The bizarre calculus of life

A friend of mine was saying something about how his pets are like kids to him. That’s something that only people who never have had kids say, and it kind of pisses me off. Because I love and cherish my pets, and I wouldn’t want to live without them, but to me a child is a child and a pet is a pet, and there is a deep divide between them. After all, if you’ve got a dog who is getting blind and crippled and in pain, you can put it down. Most cultures frown on you doing that to Grandma. If your dog is untrainable, pees on the floor and bites you, you can give it away. Can’t do that with your kids, even though some people joke about wanting to do it.

But thinking along that way, I started thinking about how else to think about the difference between pets and kids. I’m not claiming any deep insight here, just some semi-random thoughts. And what I thought was this: If somebody said “I need you to kill your pet in order to save your kid’s life”, I don’t think there is a parent out there who would hesitate for a second. And if it were the other way around, I seriously doubt that any parent would kill their kid for the sake of their dog, cat, parrot or monkey. And I don’t care if it’s the best pet in the world (next to my former dog Heidi, of course, who is the standard by which all other pets are judged and found wanting), and the meanest, nastiest worst kid in the world. There just isn’t any question in my mind, a kid is more important than a pet.

But then I started thinking further along that line. Sure, a person is more important than a pet. But would you, say, kill a pet to save the life of your friend? I think there would be a bit more hesitation, and a number of people would say “no”. Ok then, how about to save the life of a complete stranger in your neighbourhood? Or a complete stranger in another country? As the emotional distance of the person being saved goes up, I think the number of people willing to make the sacrifice goes down. It’s as if there is a “calculus of life”, where the worth of a person or animal’s life is weighted by their emotional closeness to you. I guess we see that in the way the public gets all concerned about a single missing cute blonde American girl, but doesn’t give a shit about thousands dead in a some far off land, especially if they are a different race. It’s not that they are less human, it’s that they are emotionally more distant. We can’t bleed for everybody, so we look for similarity and closeness.

And what if it’s something even more abstract?
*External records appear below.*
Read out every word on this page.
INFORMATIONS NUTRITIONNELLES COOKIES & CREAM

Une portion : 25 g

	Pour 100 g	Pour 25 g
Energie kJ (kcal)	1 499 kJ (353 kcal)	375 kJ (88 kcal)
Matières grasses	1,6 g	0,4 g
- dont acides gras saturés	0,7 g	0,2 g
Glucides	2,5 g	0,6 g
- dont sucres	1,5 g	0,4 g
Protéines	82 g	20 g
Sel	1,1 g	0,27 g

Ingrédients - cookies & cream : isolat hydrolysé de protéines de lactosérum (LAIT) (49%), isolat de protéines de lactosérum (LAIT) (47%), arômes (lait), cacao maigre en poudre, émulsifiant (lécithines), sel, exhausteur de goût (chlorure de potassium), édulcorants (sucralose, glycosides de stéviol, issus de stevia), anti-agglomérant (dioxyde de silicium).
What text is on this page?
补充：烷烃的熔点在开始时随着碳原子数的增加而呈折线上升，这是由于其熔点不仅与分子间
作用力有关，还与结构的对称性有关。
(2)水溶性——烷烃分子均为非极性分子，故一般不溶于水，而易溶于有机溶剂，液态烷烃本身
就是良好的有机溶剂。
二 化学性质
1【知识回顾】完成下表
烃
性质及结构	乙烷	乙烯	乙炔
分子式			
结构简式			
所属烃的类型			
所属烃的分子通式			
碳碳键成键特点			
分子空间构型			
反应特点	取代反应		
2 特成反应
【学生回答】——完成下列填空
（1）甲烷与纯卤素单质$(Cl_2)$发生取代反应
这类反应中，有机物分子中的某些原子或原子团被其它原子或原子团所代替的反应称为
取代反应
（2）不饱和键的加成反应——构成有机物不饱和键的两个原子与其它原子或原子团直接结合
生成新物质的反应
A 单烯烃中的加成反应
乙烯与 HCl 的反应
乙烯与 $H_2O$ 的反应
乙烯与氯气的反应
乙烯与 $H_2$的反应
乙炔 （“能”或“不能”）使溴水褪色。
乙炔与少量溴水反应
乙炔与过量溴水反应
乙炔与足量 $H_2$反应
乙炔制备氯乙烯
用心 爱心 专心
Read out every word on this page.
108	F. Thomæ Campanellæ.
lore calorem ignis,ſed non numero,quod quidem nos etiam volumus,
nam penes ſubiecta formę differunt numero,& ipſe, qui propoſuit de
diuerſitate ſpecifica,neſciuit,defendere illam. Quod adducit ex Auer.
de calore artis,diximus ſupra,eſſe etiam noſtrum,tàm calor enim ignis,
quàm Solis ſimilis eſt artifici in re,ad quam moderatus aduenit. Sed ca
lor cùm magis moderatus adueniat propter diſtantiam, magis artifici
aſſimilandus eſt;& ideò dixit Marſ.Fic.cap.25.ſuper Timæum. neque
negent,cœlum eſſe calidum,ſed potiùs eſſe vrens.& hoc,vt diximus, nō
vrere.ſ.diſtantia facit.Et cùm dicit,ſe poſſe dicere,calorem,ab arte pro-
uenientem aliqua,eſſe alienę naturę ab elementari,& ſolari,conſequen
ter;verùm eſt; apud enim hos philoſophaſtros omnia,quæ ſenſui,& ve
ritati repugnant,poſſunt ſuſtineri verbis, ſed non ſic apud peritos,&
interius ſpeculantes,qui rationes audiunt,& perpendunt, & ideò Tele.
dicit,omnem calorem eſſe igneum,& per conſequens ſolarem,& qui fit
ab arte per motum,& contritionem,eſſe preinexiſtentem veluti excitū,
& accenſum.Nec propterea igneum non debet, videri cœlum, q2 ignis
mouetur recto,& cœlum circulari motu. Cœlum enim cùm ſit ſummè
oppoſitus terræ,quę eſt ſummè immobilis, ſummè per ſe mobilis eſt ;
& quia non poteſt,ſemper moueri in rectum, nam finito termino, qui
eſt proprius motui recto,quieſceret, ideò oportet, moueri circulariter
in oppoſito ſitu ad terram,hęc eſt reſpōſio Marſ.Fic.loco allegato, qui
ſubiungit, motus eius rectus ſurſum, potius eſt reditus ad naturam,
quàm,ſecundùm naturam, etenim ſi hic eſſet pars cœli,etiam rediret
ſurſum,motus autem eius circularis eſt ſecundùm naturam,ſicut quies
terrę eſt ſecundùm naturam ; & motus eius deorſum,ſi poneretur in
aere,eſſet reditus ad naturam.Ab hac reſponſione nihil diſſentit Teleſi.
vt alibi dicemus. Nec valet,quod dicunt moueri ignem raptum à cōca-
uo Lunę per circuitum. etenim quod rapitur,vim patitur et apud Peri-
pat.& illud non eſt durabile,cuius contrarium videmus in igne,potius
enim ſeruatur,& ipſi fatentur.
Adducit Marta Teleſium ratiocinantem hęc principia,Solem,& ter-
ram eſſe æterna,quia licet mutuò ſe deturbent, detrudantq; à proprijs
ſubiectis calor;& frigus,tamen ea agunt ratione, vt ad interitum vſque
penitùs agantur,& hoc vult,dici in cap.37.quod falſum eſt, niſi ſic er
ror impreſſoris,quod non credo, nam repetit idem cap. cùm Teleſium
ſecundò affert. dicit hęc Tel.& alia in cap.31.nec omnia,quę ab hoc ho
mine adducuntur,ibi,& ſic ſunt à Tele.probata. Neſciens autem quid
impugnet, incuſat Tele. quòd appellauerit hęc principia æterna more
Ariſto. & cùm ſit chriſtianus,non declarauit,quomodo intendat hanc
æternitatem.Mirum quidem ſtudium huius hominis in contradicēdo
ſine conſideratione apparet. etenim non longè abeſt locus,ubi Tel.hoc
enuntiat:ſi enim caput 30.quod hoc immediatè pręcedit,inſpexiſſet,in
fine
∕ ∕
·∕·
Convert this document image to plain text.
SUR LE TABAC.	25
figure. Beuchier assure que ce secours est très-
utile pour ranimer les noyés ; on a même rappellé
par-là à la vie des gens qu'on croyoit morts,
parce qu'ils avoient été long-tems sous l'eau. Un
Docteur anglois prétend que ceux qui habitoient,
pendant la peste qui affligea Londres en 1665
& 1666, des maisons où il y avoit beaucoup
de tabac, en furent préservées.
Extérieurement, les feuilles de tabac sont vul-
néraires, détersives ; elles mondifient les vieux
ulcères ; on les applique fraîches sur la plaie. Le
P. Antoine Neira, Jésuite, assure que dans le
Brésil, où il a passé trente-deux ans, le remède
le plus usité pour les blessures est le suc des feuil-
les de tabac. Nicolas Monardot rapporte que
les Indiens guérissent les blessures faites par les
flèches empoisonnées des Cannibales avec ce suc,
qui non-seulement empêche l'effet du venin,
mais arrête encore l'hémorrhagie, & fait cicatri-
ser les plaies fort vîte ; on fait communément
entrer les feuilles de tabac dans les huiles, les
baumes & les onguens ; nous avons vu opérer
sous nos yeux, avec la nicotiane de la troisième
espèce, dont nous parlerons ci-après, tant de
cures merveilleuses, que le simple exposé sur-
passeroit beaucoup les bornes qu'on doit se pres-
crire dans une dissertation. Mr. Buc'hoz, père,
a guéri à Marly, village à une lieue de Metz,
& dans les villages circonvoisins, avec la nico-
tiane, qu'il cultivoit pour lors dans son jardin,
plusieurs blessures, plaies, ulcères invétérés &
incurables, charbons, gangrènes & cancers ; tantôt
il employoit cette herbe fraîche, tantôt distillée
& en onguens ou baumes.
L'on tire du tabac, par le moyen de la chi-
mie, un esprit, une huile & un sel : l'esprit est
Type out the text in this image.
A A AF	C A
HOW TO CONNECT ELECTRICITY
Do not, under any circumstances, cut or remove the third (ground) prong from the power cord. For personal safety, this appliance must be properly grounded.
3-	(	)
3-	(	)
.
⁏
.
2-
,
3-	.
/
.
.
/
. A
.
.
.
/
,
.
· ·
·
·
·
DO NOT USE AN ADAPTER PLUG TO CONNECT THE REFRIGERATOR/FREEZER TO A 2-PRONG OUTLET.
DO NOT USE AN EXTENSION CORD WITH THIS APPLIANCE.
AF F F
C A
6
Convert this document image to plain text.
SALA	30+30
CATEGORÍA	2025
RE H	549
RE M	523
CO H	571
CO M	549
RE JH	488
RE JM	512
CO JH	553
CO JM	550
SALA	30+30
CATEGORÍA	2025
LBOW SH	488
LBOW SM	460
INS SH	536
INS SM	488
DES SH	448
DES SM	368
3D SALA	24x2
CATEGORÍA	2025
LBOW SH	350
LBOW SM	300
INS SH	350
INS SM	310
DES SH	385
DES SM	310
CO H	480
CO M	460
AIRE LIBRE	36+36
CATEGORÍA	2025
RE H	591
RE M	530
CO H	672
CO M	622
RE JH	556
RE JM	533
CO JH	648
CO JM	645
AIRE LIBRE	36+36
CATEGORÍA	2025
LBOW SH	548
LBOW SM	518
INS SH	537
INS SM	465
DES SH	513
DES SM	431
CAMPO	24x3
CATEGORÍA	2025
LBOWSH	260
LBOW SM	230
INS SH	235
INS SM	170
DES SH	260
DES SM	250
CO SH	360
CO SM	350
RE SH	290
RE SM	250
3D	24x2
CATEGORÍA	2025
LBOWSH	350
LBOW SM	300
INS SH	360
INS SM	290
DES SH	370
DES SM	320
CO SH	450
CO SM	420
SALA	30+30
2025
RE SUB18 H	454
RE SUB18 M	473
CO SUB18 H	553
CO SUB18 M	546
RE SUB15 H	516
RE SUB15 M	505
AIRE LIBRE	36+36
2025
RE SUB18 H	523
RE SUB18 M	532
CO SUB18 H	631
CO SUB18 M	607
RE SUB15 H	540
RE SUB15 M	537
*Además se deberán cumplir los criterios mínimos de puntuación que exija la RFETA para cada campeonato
I’m sure some could make the argument “if you gave up on pet ownership and gave that money to Mediciens sans Frontiers, you’d save dozens of human lives.” And objectively they’re probably right. But you know what? I’m not going to. And I guess in that bizarre calculus, my life is more enriched by looking down at my snoozing dog than it would be knowing that those abstract and unknown people are alive. And in a way, I find that fact sad, but I see the inevitability of it too.

3 thoughts on “The bizarre calculus of life”

  1. I think the relationships I have with my pets (and we shall particularly consider Tink, because she is my favorite) is qualitatively different from the relationship I would have if I had a child, and that is why I have dogs and cats and not children. I also think that English and western civ don’t give us a good way to discuss the relationships we have with our pets without making comparisons to children.

    The easiest shorthand for my relationship with The Usual Suspects is, indeed, “they’re like kids.” But they’re not like kids, or I’d have kids and not 2 dogs and three cats.

    To be sure, The Usual Suspects are small lives in my care, who require me to provide the necessities for life and to protect them, as best I can, from the slings and arrows of outrageous fortune. This is similar, at a very basic level, to the relationship an adult has with a child. But I also depend upon the dogs to warn me of intruders, to be willing to protect me as I am willing to protect them, and Tink in particular to be…a sort of emotional outrigger to help me stabilize myself. These are things that are unlike the relationship I would have with a child. And all of this paragraph is, of course, a drastic simplification of the relationship I have with The Usual Suspects, and Tink in particular.

    So while I might occasionally /say/ “they’re like kids” it’s because I’m shorthanding as best I can a very complex relationship, probably to avoid subjecting someone to a 90 minute dissertation on Why I Love My Tink. I know they’re not like kids, but there’s probably not a good way to explain what they /are/ like.

  2. At times, I still find myself reeling from Cody’s death. But I know that there is a fundamental difference between my dogs — no matter how I love them — and my kids. When I have dreams about something happening to my kids, I wake in a panic and have to (HAVE TO) immediately check on them. Would I trade my dog for my kids? Without hesitation, without thinking. I think of it this way — if my house were on fire, who would I get out first? My kids. Leave the dogs, leave the husband. And I’ve commented on that to AJ, and that he should do the same: Save the kids, leave me to burn. Because I wouldn’t want to live otherwise.

    As you may know from lists far far away, I have to NOT read/watch news stories about terrible things happening to children. News stories about things happening to children “like” mine — age especially — are the worst. That can be the trigger for a panic attack.

    And yes, the more “different” the child is, the more likely it is I can keep it abstract and detached. Further, the “bigger” the tragedy (war, famine, tsunami), the more abstract it is.